Does the story seem to grasp the quality of the evidence?

Not Satisfactory

Casting this story as a point-counterpoint debate creates confusion, rather than understanding, about what evidence is currently available and what it means. The two experts make statements that appear to be incompatible, yet readers are given no context or guidance to help them determine the quality of the evidence being used to support each side.

The results of clinical trials (JUPITER and the St. Francis Heart Study) are mentioned in almost the same breath with zingers about how many billboards promoting coronary artery calcium screening may have once appeared in the Los Angeles skyline. As a result, the critical distinction between mere anecdotes and the results of scientifically controlled trials are muddied.

Is one expert or the other misquoting the research results? If not, then what could account for such diametrically opposing views? Readers are left to figure it out for themselves.

For example, Dr. Budoff said that, “The St. Francis heart study shows that if you put patients with high calcium scores on a statin, you get a 43% reduction in heart attack and death.” His statement is accurate, but likely to be widely misunderstood, because while a subgroup of people found to have very high calcium scores were less likely to suffer a heart attack or death if they were given statin treatment, that does not mean that people who are apparently healthy will be less likely to get sick or die if they are screened, since most of them will be found to be at low risk and thus don’t personally derive any actual health benefit from the screening. Indeed, a review of the evidence authored by Dr. Budoff noted that the St. Francis Heart Study found that while clinical events were lower in the total treatment group (including those with less extreme calcium scores) the difference was not statistically significant.

(See Limitations section of

Does the story commit disease-mongering?


While the statements by advocates of coronary calcium screening can make calcium deposits seem like a disease, instead of just a risk factor, the strong counter-statements included in the piece make it clear that the relationship between calcium scores and actual coronary artery disease is still being studied.

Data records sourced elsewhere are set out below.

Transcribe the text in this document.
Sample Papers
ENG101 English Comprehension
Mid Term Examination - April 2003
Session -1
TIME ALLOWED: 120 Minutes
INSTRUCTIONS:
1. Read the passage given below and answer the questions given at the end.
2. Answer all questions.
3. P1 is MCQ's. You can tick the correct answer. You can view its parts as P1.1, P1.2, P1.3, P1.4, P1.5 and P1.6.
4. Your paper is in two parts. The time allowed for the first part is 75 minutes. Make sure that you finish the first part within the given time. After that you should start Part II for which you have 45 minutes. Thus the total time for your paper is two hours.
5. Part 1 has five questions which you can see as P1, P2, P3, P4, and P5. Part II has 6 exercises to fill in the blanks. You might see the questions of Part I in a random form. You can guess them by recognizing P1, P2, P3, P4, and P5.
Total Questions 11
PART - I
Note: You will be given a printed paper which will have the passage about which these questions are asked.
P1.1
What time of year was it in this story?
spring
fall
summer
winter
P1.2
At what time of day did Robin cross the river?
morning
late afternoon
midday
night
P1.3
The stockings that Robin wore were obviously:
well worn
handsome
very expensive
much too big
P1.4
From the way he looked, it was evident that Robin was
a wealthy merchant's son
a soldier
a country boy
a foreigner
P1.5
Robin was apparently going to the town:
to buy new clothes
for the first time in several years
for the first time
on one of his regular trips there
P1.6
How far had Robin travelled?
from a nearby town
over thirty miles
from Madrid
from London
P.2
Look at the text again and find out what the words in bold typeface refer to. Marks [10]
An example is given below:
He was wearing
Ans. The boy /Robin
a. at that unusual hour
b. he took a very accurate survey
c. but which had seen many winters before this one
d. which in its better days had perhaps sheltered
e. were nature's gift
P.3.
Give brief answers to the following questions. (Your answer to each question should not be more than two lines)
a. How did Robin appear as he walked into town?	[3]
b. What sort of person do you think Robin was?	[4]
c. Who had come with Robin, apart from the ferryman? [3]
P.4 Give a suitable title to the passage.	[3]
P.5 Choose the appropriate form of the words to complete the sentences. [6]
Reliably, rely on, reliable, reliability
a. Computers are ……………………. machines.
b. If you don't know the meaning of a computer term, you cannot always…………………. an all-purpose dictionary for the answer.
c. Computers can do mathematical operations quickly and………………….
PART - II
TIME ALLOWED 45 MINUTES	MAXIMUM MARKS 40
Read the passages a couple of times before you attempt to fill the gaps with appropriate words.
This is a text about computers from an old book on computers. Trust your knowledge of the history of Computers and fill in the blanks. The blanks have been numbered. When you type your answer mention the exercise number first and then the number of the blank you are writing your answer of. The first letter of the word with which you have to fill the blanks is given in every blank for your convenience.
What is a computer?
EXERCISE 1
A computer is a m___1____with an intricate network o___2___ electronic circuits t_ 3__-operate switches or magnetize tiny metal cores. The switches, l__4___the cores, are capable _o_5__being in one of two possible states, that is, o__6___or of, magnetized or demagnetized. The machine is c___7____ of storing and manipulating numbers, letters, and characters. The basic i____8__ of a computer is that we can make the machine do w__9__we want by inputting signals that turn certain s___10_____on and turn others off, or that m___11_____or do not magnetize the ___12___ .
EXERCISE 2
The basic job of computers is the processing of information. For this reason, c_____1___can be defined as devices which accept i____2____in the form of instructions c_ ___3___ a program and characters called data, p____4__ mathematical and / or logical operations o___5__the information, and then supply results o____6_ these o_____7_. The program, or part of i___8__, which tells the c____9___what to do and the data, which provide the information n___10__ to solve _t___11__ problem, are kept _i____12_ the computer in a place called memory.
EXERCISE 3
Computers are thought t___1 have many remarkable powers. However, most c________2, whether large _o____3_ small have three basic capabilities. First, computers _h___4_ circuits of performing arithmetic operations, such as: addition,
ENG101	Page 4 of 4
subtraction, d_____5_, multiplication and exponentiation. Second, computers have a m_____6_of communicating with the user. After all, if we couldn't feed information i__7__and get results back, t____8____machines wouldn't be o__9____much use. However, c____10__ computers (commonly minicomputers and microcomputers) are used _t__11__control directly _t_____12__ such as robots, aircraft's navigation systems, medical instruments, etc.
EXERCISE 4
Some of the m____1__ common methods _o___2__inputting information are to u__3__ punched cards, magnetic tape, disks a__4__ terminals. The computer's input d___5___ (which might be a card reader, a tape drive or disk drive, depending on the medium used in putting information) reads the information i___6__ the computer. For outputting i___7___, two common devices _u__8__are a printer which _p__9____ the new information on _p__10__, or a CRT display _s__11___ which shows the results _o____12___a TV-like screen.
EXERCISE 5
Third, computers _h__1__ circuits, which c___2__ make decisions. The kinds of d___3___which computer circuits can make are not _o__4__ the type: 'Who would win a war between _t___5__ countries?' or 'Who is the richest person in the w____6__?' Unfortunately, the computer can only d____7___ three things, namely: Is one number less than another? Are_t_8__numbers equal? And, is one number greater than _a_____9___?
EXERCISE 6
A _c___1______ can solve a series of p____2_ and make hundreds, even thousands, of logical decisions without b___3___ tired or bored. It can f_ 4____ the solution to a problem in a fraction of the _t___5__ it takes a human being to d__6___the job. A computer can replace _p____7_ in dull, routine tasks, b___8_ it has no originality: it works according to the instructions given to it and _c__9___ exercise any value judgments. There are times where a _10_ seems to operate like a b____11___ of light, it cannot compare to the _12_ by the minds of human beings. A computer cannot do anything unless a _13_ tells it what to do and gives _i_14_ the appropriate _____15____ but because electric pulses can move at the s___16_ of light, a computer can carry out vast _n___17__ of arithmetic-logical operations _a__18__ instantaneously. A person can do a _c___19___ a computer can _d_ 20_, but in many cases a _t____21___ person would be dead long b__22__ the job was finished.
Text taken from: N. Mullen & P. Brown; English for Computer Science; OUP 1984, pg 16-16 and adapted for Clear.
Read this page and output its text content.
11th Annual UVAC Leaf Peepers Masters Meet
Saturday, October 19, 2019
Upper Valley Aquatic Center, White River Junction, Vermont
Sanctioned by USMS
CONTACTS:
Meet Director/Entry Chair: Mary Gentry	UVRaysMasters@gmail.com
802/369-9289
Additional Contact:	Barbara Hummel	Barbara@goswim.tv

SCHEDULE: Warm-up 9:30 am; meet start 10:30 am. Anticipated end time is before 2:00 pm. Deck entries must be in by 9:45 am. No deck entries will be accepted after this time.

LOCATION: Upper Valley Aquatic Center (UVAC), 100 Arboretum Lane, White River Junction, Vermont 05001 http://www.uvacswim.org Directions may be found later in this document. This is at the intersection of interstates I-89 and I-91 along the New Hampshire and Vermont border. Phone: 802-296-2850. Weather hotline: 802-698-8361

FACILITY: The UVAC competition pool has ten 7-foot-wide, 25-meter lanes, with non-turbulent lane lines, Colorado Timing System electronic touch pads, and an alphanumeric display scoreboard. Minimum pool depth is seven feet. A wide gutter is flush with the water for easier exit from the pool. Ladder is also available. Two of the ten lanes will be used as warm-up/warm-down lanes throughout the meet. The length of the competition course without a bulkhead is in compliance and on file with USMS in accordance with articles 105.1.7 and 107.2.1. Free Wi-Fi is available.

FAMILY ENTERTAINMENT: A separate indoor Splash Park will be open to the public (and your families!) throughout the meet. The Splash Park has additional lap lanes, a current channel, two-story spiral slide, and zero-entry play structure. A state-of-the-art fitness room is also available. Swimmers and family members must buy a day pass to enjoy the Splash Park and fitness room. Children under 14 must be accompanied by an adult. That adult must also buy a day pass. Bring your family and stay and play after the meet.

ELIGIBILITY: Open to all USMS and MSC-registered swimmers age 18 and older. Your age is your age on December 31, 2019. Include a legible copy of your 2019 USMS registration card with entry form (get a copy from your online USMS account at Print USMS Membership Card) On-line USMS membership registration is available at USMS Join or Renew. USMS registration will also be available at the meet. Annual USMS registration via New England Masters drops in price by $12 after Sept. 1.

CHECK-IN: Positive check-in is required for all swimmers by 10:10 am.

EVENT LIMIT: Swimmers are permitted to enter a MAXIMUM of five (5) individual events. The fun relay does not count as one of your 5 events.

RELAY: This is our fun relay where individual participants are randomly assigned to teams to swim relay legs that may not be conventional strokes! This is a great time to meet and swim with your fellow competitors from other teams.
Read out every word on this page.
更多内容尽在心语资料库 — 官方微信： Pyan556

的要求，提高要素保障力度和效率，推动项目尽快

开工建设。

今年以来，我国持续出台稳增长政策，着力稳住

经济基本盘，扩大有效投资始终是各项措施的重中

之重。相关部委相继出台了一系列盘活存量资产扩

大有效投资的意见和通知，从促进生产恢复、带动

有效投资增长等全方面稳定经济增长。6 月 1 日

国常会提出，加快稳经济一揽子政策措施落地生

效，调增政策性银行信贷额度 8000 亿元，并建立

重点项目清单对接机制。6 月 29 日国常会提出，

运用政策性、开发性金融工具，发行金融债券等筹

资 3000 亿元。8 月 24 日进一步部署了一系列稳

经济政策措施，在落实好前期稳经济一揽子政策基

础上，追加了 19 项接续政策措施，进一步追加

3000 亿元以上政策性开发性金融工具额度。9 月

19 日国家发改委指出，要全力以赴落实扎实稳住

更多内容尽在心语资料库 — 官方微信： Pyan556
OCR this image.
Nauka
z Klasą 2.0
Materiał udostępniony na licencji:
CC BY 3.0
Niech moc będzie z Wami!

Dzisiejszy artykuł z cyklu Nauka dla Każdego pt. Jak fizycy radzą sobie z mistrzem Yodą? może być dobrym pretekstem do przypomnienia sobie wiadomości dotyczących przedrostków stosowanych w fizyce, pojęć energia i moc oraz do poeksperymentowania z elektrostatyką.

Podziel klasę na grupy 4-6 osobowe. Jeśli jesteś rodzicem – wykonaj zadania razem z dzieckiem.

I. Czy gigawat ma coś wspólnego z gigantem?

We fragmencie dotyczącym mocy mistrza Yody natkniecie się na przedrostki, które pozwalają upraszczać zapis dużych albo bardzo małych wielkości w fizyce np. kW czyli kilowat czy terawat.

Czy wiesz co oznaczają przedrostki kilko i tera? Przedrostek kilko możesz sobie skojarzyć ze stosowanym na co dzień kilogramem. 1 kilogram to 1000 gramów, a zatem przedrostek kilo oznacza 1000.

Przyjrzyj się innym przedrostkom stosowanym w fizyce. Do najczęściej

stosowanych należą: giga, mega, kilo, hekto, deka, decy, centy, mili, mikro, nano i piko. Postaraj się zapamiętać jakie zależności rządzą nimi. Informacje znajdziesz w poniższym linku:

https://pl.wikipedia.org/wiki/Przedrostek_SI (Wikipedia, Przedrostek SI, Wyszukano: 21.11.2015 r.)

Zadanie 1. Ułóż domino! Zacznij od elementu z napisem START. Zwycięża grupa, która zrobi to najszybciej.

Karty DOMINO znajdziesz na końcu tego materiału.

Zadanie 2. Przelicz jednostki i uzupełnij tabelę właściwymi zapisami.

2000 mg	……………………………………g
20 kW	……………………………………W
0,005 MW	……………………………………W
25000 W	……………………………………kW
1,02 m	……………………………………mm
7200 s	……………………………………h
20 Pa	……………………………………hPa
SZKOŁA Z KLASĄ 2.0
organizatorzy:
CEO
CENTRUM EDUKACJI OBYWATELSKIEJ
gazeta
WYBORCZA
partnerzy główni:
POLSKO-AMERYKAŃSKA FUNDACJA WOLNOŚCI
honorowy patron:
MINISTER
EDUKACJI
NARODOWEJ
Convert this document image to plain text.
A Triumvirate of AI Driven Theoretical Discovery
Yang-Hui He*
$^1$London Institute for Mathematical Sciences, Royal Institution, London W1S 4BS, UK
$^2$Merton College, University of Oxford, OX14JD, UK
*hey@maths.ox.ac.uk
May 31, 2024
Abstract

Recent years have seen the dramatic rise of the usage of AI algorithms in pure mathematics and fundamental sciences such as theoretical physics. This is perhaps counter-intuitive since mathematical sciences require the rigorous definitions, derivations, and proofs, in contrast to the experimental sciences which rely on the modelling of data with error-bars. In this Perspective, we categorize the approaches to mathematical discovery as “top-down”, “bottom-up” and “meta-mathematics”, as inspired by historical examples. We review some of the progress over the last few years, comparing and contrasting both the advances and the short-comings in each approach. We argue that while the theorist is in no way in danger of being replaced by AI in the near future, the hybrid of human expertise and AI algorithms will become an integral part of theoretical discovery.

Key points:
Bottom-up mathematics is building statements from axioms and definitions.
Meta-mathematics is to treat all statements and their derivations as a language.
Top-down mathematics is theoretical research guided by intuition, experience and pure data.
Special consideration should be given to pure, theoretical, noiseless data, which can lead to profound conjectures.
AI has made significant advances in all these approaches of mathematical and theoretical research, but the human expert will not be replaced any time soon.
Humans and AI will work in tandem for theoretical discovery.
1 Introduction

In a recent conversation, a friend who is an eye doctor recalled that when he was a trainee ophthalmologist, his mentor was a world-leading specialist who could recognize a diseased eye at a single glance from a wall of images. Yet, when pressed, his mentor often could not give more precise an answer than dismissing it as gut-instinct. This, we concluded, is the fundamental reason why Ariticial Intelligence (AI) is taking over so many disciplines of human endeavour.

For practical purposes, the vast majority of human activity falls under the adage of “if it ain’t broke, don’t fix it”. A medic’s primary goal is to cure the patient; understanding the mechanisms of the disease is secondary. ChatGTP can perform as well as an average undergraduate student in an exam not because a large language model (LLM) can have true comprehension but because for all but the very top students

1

Does the story use independent sources and identify conflicts of interest?

Not Satisfactory

While the two experts certainly represent differing perspectives, readers are not given any information about possible conflicts of interest.

Does the story compare the new approach with existing alternatives?


The story does mention alternative methods for assessing heart disease risk. However, here again readers are stuck between one expert who says the alternatives are superior and another expert who says they are inferior.

Does the story establish the availability of the treatment/test/product/procedure?


The story notes that coronary artery calcium scoring is widely available.

Does the story establish the true novelty of the approach?

Not Applicable

It’s really not clear from the story how new are these tests.

Does the story appear to rely solely or largely on a news release?


The story does not appear to rely on a news release.